Friday, August 26, 2011

Who are all those ugly people?



For years, this Jollett family portrait hung above the piano in my parents’ living room.  My great-aunt Violetta had several copies made from a little photo, and everyone who shared her pride in the Jolletts got one.  The focus for all of us has always been Mary Frances, Violetta’s mother and my mother’s beloved grandmother, far left on the back row.  With her are all her sisters and one of three brothers.  As children, my sister and I heard stories of the Jolletts during every visit with our relatives in Harrisonburg and Shenandoah, Virginia.  To children’s ears the Jollett family seemed like characters in a storybook, so mysterious and out of reach.  Naturally we willingly adopted Jollett Pride as our own.

Then baby sister’s boyfriend came a’callin’ and snapped us into reality.  He entered the living room, took one look at that gold-framed family treasure and said, “Who are all those ugly people?”

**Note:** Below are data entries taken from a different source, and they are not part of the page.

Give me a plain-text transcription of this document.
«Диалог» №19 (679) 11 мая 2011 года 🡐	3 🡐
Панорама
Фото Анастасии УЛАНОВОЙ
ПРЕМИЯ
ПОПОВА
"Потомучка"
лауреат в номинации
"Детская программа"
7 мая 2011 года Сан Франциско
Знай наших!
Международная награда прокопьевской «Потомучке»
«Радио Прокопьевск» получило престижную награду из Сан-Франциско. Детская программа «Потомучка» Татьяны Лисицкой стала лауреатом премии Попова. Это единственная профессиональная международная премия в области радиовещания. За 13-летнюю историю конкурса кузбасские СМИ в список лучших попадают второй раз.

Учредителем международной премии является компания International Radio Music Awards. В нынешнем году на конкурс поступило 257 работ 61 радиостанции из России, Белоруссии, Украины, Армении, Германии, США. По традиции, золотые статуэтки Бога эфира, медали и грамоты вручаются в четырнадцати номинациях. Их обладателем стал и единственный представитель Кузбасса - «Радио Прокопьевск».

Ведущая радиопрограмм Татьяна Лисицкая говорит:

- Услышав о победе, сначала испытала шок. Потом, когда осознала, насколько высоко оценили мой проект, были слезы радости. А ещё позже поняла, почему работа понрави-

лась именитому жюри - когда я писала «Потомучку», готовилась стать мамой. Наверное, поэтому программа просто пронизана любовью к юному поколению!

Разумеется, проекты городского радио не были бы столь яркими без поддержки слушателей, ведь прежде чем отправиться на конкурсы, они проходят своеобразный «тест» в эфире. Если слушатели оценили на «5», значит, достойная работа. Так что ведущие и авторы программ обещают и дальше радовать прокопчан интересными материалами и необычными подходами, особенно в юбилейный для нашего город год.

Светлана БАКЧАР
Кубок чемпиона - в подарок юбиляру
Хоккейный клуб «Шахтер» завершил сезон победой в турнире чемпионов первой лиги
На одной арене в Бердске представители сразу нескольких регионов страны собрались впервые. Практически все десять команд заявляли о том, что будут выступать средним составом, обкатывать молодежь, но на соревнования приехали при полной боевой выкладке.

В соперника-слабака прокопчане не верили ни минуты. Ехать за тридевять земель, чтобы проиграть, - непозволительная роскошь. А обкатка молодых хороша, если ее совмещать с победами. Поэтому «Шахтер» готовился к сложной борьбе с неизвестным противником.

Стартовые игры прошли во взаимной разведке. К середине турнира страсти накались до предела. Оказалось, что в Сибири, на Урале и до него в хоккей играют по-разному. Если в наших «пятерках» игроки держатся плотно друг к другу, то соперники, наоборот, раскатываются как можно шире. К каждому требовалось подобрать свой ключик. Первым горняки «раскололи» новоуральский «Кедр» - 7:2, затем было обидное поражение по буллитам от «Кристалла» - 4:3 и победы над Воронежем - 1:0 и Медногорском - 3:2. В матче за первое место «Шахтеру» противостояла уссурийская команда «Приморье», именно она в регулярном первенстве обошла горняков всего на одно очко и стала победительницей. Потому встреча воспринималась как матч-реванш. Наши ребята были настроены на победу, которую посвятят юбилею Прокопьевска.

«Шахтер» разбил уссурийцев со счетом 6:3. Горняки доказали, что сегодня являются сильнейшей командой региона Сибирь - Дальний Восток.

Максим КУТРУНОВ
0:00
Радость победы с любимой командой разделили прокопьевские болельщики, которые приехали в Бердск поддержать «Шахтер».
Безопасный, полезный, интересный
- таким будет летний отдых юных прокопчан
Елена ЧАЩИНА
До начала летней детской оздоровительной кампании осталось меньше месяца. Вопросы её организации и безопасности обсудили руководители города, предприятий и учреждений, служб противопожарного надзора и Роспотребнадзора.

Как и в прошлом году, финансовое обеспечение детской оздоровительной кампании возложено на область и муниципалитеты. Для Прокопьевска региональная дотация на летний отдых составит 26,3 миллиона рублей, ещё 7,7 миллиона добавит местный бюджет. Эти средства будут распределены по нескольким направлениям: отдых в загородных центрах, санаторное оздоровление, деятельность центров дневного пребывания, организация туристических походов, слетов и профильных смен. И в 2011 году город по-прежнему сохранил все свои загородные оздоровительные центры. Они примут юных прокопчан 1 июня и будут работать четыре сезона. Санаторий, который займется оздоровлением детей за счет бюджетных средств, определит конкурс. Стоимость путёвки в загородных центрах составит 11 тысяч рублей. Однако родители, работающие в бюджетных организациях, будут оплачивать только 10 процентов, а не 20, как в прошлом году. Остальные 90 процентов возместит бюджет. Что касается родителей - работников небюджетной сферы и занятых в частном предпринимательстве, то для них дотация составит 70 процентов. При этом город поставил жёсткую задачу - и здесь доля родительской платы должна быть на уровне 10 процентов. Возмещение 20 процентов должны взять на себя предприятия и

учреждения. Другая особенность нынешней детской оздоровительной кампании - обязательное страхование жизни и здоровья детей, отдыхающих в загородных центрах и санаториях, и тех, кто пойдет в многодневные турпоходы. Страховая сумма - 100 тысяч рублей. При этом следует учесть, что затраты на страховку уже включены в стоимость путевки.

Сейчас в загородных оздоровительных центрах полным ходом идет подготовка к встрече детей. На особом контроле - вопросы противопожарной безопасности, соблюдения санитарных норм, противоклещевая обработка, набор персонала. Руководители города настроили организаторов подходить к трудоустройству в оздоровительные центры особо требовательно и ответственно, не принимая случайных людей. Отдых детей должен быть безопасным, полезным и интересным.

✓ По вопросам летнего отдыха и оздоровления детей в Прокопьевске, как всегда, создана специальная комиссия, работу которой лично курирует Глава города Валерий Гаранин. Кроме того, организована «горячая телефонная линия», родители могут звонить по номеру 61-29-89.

Until then, we probably never noticed the glum expressions and the general absence of beauty.  As my sister noted, “They probably didn’t have Mary Kay.” 

I used to think the Jollett girls and brother were old in this picture.  Now I realize they were YOUNG. They were in their 30s-40s, maybe.  If that’s a wedding ring on Vic’s hand, the photo was taken after 1902.  The clothing appears to be 1910’s style.  Mary Frances’ brother Ulysses died in 1931 at age 44, so that helps date this photo as well. 

Now HERE they’re old.  This photo was taken at a family reunion.  It had to be 1936 or earlier based on death dates of people in the picture. 


Standing: James Mitchell Knight, Sallie J. Clift, Leanna J. Knight, Walter Davis, Mary Frances J. Davis, Decatur Breeden, Victoria J. Breeden, Laura J. Sullivan, Will Sullivan
Seated:  Jack Coleman, Emma J. Coleman

This is my family.  The Jolletts aren’t my only line, but they are the primary focus of my research, which my mother started years ago when she decided she wanted to be in the DAR.  She encouraged my sister and me to join the effort. In my early years, I wanted to find ONLY Jollett information.  The good news was that there was so little, anything I found was likely to be “mine.”  The bad news was there was so little, period.  It became clear that the best way to learn about the Jolletts was to learn about the collateral lines too.  And so by necessity I’ve become a researcher of Davis, Shiflett, Rucker, Eppard, Sampson, Marsh, and others. 

As this blog evolves [that is to say, as I figure out what I’m doing], I hope to share my research as well as stories about the good, the bad, and the ugly members of the Jolletts, etc.